I'm having no difficulty streaming recorded shows on my home network with this configuration:
TiVo Edge (cable card)
Windows 11 Home 10.0.22000 (Build 22000)
WSA build 2207.40000.8.0
TiVo app version 4.8.1-1415479 (27285534)


----------



## Rick in LA (Aug 5, 2003)

LoCoDanny said:


> I'm having no difficulty streaming recorded shows on my home network with this configuration:
> TiVo Edge (cable card)
> Windows 11 Home 10.0.22000 (Build 22000)
> WSA build 2207.40000.8.0
> TiVo app version 4.8.1-1415479 (27285534)


My hardware/software coincides perfectly with yours but every time I try to play a recording I get this message:
"Streaming this show is prohibited by the copyright holder while you are away from your home network. Error code: E=29 V=1"


----------



## LoCoDanny (Dec 20, 2020)

I've seen that before in the past (esp. NFL games), but I've had no problem with the WSA setup - even to watch recently recorded games. I'm out of ideas - hopefully someone else on this forum can shed some light...


----------



## randyb359 (Jan 3, 2009)

i can't get ADB to install


----------



## HDTVjunkie (Apr 24, 2008)

LoCoDanny said:


> I'm having no difficulty streaming recorded shows on my home network with this configuration:
> TiVo Edge (cable card)
> Windows 11 Home 10.0.22000 (Build 22000)
> WSA build 2207.40000.8.0
> TiVo app version 4.8.1-1415479 (27285534)


Would you please describe how to actually install and use the Tivo app per your configuration. I have Tivo Edge and Windows 11. But it is not clear to me how to install and use the WSA and Tivo apps. Thanks.


----------



## diegorico (9 mo ago)

Rick in LA said:


> My hardware/software coincides perfectly with yours but every time I try to play a recording I get this message:
> "Streaming this show is prohibited by the copyright holder while you are away from your home network. Error code: E=29 V=1"

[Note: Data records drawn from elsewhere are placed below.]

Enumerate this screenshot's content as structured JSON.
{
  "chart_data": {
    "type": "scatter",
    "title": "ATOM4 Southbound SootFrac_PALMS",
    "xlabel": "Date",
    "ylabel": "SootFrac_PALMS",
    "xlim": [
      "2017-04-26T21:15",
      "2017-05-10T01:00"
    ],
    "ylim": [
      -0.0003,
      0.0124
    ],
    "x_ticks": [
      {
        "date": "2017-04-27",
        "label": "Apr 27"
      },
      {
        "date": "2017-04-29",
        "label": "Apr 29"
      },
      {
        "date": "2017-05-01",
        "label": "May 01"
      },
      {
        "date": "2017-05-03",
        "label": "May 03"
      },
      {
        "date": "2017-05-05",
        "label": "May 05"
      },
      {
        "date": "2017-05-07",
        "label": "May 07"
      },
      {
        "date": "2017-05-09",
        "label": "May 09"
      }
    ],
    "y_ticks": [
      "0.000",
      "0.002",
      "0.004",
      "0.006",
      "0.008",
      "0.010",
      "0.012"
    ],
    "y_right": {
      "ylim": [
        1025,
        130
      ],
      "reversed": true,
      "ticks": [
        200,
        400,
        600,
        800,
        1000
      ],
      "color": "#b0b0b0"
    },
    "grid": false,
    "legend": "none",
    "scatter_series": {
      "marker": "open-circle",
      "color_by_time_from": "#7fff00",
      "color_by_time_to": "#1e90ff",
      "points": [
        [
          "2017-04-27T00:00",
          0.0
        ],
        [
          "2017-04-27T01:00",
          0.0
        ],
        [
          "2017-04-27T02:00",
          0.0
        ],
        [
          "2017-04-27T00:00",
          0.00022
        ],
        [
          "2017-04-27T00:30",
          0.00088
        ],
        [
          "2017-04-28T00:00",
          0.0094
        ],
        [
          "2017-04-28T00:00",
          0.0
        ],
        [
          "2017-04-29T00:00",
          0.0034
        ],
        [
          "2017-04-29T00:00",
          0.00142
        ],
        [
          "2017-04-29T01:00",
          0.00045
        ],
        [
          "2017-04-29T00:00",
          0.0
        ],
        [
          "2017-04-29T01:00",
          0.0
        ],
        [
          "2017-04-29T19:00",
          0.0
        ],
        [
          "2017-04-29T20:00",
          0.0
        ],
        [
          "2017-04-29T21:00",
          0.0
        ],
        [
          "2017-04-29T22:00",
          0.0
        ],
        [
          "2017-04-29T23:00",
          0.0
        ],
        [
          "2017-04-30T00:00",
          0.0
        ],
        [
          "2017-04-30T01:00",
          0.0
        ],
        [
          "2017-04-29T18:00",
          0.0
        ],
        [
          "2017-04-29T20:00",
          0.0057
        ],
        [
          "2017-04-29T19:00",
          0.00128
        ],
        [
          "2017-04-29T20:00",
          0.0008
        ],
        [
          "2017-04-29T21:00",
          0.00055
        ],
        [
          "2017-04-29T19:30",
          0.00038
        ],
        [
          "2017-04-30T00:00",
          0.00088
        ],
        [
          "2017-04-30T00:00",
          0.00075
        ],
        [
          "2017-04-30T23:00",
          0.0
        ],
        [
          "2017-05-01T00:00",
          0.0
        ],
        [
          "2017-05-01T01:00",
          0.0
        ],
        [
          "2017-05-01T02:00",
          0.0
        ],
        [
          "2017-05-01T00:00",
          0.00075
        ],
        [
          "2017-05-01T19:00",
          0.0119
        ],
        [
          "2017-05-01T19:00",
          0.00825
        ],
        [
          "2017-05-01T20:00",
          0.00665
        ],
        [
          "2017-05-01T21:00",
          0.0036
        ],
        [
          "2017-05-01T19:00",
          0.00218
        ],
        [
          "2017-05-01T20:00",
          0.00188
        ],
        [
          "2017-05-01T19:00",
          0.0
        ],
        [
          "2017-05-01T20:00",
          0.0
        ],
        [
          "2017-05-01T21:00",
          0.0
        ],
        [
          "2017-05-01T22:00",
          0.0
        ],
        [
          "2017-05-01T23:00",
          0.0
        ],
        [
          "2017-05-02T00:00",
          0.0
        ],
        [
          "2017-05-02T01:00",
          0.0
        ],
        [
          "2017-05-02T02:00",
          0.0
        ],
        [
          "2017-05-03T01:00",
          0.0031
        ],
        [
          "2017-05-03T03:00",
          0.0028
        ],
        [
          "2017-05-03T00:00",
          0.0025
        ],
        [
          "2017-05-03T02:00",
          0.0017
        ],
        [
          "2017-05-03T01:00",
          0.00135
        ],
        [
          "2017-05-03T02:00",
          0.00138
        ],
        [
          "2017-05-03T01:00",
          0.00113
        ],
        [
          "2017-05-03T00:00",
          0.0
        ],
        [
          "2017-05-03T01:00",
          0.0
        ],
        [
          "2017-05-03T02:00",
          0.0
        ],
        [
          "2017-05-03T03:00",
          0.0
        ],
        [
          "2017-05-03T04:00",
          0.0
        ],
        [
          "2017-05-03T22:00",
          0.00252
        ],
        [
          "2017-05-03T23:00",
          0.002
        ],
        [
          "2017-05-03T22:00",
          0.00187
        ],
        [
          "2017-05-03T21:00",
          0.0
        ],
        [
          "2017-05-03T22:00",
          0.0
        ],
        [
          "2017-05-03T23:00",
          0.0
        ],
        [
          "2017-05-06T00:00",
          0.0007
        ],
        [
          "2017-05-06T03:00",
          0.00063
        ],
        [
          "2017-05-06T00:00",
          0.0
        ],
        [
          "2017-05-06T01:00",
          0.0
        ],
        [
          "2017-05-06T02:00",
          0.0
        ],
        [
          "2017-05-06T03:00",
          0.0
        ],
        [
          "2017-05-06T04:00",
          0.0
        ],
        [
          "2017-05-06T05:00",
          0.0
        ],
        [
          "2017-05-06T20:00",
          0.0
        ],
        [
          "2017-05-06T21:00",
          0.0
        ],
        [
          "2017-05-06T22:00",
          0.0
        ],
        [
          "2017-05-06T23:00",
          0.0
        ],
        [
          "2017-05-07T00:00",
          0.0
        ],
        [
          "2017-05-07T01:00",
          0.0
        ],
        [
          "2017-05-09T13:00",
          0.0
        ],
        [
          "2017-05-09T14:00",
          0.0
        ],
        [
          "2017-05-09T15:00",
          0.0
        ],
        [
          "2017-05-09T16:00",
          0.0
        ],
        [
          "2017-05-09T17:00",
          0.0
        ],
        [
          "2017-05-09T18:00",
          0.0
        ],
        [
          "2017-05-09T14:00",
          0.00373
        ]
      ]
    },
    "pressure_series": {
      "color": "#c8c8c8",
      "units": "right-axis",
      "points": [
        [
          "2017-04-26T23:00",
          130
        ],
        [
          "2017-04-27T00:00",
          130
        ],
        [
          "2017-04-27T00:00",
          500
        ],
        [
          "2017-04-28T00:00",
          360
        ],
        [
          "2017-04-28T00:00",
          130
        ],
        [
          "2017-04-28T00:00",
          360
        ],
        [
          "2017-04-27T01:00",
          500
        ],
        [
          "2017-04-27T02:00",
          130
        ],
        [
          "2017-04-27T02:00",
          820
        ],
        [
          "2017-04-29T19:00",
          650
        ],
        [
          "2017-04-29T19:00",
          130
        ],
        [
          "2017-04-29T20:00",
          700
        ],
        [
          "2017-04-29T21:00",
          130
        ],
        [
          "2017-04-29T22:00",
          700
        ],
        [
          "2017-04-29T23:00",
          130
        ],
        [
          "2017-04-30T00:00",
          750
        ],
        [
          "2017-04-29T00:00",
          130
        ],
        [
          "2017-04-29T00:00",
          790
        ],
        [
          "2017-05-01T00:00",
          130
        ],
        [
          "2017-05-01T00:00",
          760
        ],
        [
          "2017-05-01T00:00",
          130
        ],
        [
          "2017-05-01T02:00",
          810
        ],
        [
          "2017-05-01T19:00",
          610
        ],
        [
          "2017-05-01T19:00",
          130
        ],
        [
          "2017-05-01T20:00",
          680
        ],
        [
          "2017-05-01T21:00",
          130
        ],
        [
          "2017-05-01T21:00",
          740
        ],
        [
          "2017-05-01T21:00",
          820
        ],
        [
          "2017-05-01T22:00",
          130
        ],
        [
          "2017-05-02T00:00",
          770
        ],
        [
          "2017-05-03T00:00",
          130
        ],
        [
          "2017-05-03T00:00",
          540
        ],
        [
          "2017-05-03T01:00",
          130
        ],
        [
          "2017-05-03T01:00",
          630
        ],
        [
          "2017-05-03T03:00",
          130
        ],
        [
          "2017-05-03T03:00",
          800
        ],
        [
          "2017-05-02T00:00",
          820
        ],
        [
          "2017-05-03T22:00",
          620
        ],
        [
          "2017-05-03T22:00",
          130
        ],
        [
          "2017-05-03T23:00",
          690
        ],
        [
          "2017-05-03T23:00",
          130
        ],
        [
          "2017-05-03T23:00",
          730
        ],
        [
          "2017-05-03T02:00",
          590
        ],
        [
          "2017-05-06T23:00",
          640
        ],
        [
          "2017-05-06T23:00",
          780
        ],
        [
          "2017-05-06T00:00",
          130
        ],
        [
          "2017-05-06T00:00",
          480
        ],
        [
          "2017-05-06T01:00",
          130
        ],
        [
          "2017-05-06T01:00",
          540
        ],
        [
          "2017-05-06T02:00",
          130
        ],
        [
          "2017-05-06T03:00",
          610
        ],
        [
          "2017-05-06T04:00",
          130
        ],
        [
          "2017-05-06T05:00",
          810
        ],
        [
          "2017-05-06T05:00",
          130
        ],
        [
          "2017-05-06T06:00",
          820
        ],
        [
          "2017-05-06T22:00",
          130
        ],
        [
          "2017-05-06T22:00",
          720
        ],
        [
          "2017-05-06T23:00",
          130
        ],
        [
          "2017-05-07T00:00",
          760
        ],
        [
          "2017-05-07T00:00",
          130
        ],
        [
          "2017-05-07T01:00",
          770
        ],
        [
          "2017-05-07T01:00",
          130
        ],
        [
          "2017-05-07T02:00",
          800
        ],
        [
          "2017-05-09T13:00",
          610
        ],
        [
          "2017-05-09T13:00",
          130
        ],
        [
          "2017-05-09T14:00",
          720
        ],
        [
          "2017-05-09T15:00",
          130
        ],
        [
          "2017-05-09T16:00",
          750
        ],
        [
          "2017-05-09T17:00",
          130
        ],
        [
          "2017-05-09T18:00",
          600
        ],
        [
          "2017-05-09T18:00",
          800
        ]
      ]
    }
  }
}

Not sure if this will help, but I figured I would post this just in case. I'd recommend doing this on your mobile phone and see if that does the trick.


----------



## diegorico (9 mo ago)

HDTVjunkie said:


> Would you please describe how to actually install and use the Tivo app per your configuration. I have Tivo Edge and Windows 11. But it is not clear to me how to install and use the WSA and Tivo apps. Thanks.


Did you try my step-by-step in my original post? If so, did you get stuck on any of the steps?


----------



## Del Capslock (2 mo ago)

justen_m said:


> Your method doesn't, but... I've got the TiVo App installed and running on my Win10 box, under the BlueStacks Android emulator. I just installed BlueStacks, fired it up, launched the Google Play Store and installed the TiVo App like I did on my Android phone. Now I've got a bookmark on my Desktop that launches BlueStacks and the TiVo App with a double click. Works great. Here are a few screen grabs. I haven't tried OOH streaming with my Win10 laptop, as it hasn't left my house in 2 years. Not going to lug my laptop down to the library just to try OOH. OOH streaming seems to work fine with my phone, from my Bolt and Roamio Plus, with wired cat5e, no problems like you describe. I do have a 5G phone that gets ridiculous bandwidth, and my TiVos are connected to my cable internet that gets 30Mbps upload speeds. Here are a few screenshots I just took. A couple menus, and a paused streaming show (Abbot Elementary).
> View attachment 70973
> View attachment 70971
> View attachment 70972


 Yup. Using Bluestacks emulator on Windows10 works very well in even in full screen! I'm using Windows 10 22H2 and a Tivo Bolt OTA and can stream over the air programming as well as recorded shows. Thanks!


----------



## slowbiscuit (Sep 19, 2006)

Wish I knew what you guys did to get Stacks to work in Win10, would never complete Tivo streaming setup for me because the emulator's IP address was not on the local LAN.


----------